Changes will be forced on the aviation world. They will include domestic travel and international routes. Domestic travel will be a big ask; however, international air travel will become even more difficult. Already some airline alliance partners have declared bankruptcy that will require new negotiations. In the best of times, a major change in the airline landscape is difficult. Today, it is daunting but necessary.

Regulatory actions such as code sharing, airline alliances, and antitrust immunity were approved in the interest of consumers. They have all but been abandoned by the airline partners. Many of the alliance partners are flouting US rules. They enjoy the controlled traffic joint ventures generate. However, alliance foreign partners chafe at US legal requirements.

Government regulations will only constrict domestic and international competition and thwart comparison shopping. A transparent airfare and ancillary fee structure is needed today, more than ever.

Competition is a bitter pill for the largest airlines to swallow. Expect a regulatory battle. The very airlines that abhor regulation will lobby for more rules to save their networks.

The rebalancing of airline competition may be a silver lining for passengers 

The COVID-19 pandemic continues attacking aviation. If the battle could have been won in six months, perhaps our current competitive network and low-cost carrier systems would have survived. But, aviation faces at least six months of paltry airline demand, international flight bans, and the threat of continuing virus spikes. It will change.

Major airlines already hoard cash and prepare to lay off pilots and flight attendants to provide a chance for survival. Aviation Week, in an editorial supporting more government action, paints an ugly picture. The airlines see the immediate future getting uglier.

The outlook for the rest of 2020, meanwhile, is worsening. Border lockdowns and quarantine rules are cropping up everywhere and changing by the week, dissuading people from long-haul, international and business travel. Long-haul travel demand is still down by more than 85 percent in most of the world and airlines are not seeing much sign of that changing through the rest of this year. Coupled with ongoing COVID spikes, uncertainty about when a vaccine will be available, the global recession and concern about a second pandemic wave in the fall/winter, the grim reality is that airlines will not be able to fulfill their slots requirements through this year and likely into 2021.

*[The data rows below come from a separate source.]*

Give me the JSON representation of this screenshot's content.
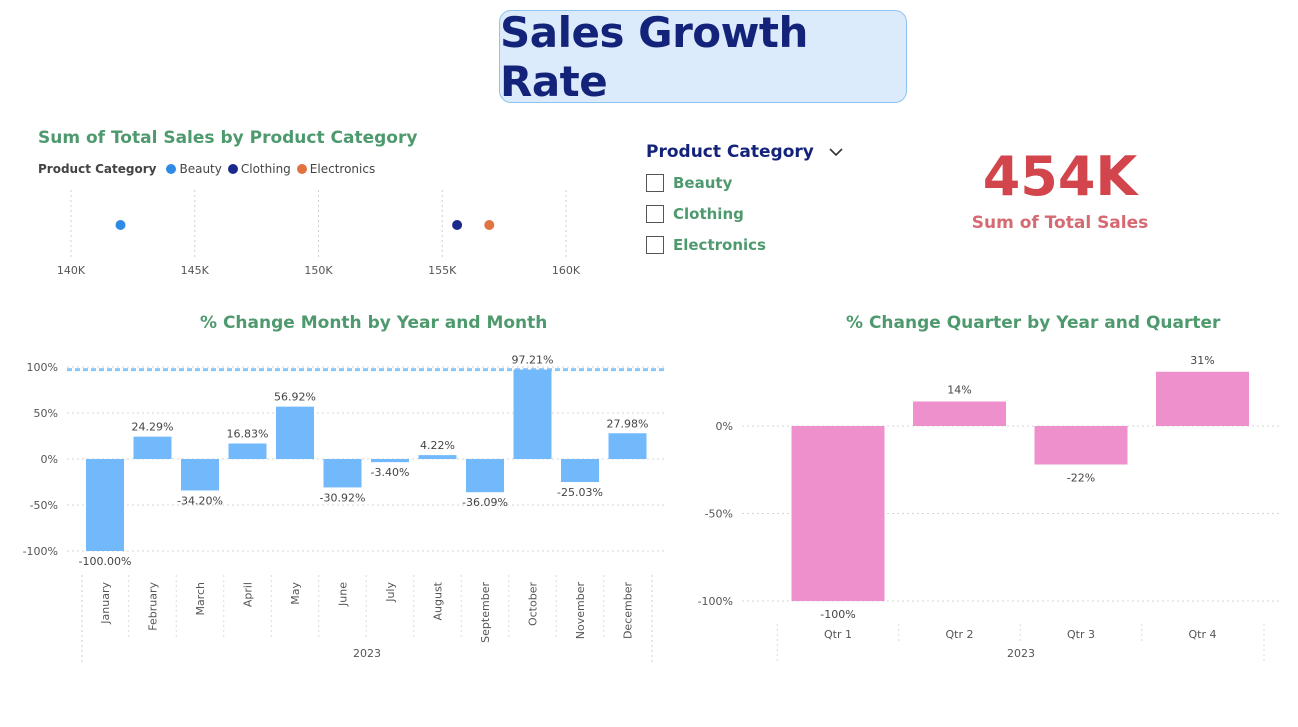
{
  "page_title": "Sales Growth Rate",
  "colors": {
    "title_text": "#14237a",
    "title_card_bg": "#dcebfb",
    "visual_title": "#4e9a6e",
    "kpi": "#d2454c",
    "monthly_bar": "#72b9fc",
    "quarter_bar": "#ee90cc",
    "reference_line": "#8cc6f8"
  },
  "scatter": {
    "title": "Sum of Total Sales by Product Category",
    "legend_title": "Product Category",
    "legend_items": [
      {
        "label": "Beauty",
        "color": "#2f8ae6"
      },
      {
        "label": "Clothing",
        "color": "#1a2a8c"
      },
      {
        "label": "Electronics",
        "color": "#e0733f"
      }
    ]
  },
  "slicer": {
    "title": "Product Category",
    "options": [
      "Beauty",
      "Clothing",
      "Electronics"
    ],
    "dropdown_icon": "chevron-down-icon"
  },
  "kpi": {
    "value": "454K",
    "label": "Sum of Total Sales"
  },
  "monthly": {
    "title": "% Change Month by Year and Month"
  },
  "quarterly": {
    "title": "% Change Quarter by Year and Quarter"
  },
  "chart_data": [
    {
      "type": "scatter",
      "title": "Sum of Total Sales by Product Category",
      "xlim": [
        140000,
        160000
      ],
      "x_ticks": [
        140000,
        145000,
        150000,
        155000,
        160000
      ],
      "x_tick_labels": [
        "140K",
        "145K",
        "150K",
        "155K",
        "160K"
      ],
      "grid": true,
      "legend_placement": "top-left",
      "series": [
        {
          "name": "Beauty",
          "x": 142000,
          "color": "#2f8ae6"
        },
        {
          "name": "Clothing",
          "x": 155600,
          "color": "#1a2a8c"
        },
        {
          "name": "Electronics",
          "x": 156900,
          "color": "#e0733f"
        }
      ]
    },
    {
      "type": "bar",
      "title": "% Change Month by Year and Month",
      "categories": [
        "January",
        "February",
        "March",
        "April",
        "May",
        "June",
        "July",
        "August",
        "September",
        "October",
        "November",
        "December"
      ],
      "values": [
        -100.0,
        24.29,
        -34.2,
        16.83,
        56.92,
        -30.92,
        -3.4,
        4.22,
        -36.09,
        97.21,
        -25.03,
        27.98
      ],
      "data_labels": [
        "-100.00%",
        "24.29%",
        "-34.20%",
        "16.83%",
        "56.92%",
        "-30.92%",
        "-3.40%",
        "4.22%",
        "-36.09%",
        "97.21%",
        "-25.03%",
        "27.98%"
      ],
      "group_label": "2023",
      "ylim": [
        -100,
        100
      ],
      "y_ticks": [
        100,
        50,
        0,
        -50,
        -100
      ],
      "y_tick_labels": [
        "100%",
        "50%",
        "0%",
        "-50%",
        "-100%"
      ],
      "reference_line": 97.21,
      "grid": true,
      "color": "#72b9fc"
    },
    {
      "type": "bar",
      "title": "% Change Quarter by Year and Quarter",
      "categories": [
        "Qtr 1",
        "Qtr 2",
        "Qtr 3",
        "Qtr 4"
      ],
      "values": [
        -100,
        14,
        -22,
        31
      ],
      "data_labels": [
        "-100%",
        "14%",
        "-22%",
        "31%"
      ],
      "group_label": "2023",
      "ylim": [
        -100,
        31
      ],
      "y_ticks": [
        0,
        -50,
        -100
      ],
      "y_tick_labels": [
        "0%",
        "-50%",
        "-100%"
      ],
      "grid": true,
      "color": "#ee90cc"
    }
  ]
}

Airport slots are a public asset — finally, competition can prevail again

The good news is that bureaucratic fingers in the aviation pie are not needed to make changes. The coronavirus will suffice. Plus, airport congestion will not return for at least a year and perhaps two or three. During the next few years, slot allocations will not be the valuable asset they are today.

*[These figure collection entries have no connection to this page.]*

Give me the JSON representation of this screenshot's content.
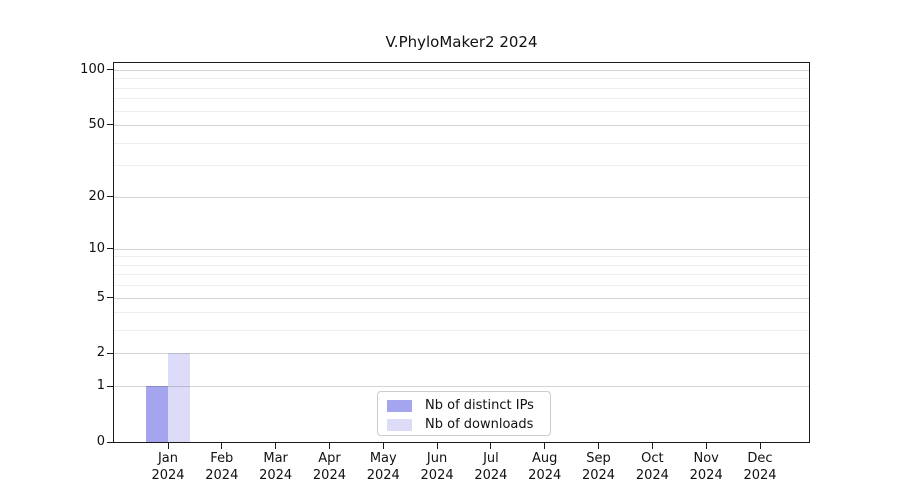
{
  "chart_data": {
    "type": "bar",
    "title": "V.PhyloMaker2 2024",
    "x_categories": [
      "Jan\n2024",
      "Feb\n2024",
      "Mar\n2024",
      "Apr\n2024",
      "May\n2024",
      "Jun\n2024",
      "Jul\n2024",
      "Aug\n2024",
      "Sep\n2024",
      "Oct\n2024",
      "Nov\n2024",
      "Dec\n2024"
    ],
    "series": [
      {
        "name": "Nb of distinct IPs",
        "color": "#a5a5ef",
        "values": [
          1,
          0,
          0,
          0,
          0,
          0,
          0,
          0,
          0,
          0,
          0,
          0
        ]
      },
      {
        "name": "Nb of downloads",
        "color": "#dcdcf8",
        "values": [
          2,
          0,
          0,
          0,
          0,
          0,
          0,
          0,
          0,
          0,
          0,
          0
        ]
      }
    ],
    "y_scale": "log1p",
    "ylim": [
      0,
      109
    ],
    "y_major_ticks": [
      0,
      1,
      2,
      5,
      10,
      20,
      50,
      100
    ],
    "y_minor_gridlines": [
      3,
      4,
      6,
      7,
      8,
      9,
      30,
      40,
      60,
      70,
      80,
      90
    ],
    "grid": true,
    "grid_above_bars": true,
    "legend_position": "bottom-center",
    "colors": {
      "major_grid": "#d5d5d5",
      "minor_grid": "#f0f0f0",
      "axis": "#1a1a1a"
    }
  }
}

There is no need for continuation of the FAA-granted take-off and landing slot freeze this winter. The winter season runs from October 25, 2020, to March 27, 2021. The government should allow economic reality to run its course. Extending the network rule waivers will cost aviation consumers far more in the long run. Plus, aviation disruption cannot get much worse than it is today.

Airlines claim they need economic stability. However, even the world’s strongest governments have not found a way to provide safety. Stopping the massive change propagated by the coronavirus is impossible right now. Stability is not in the cards. Competition will determine what kind of system will emerge over the next three to five years.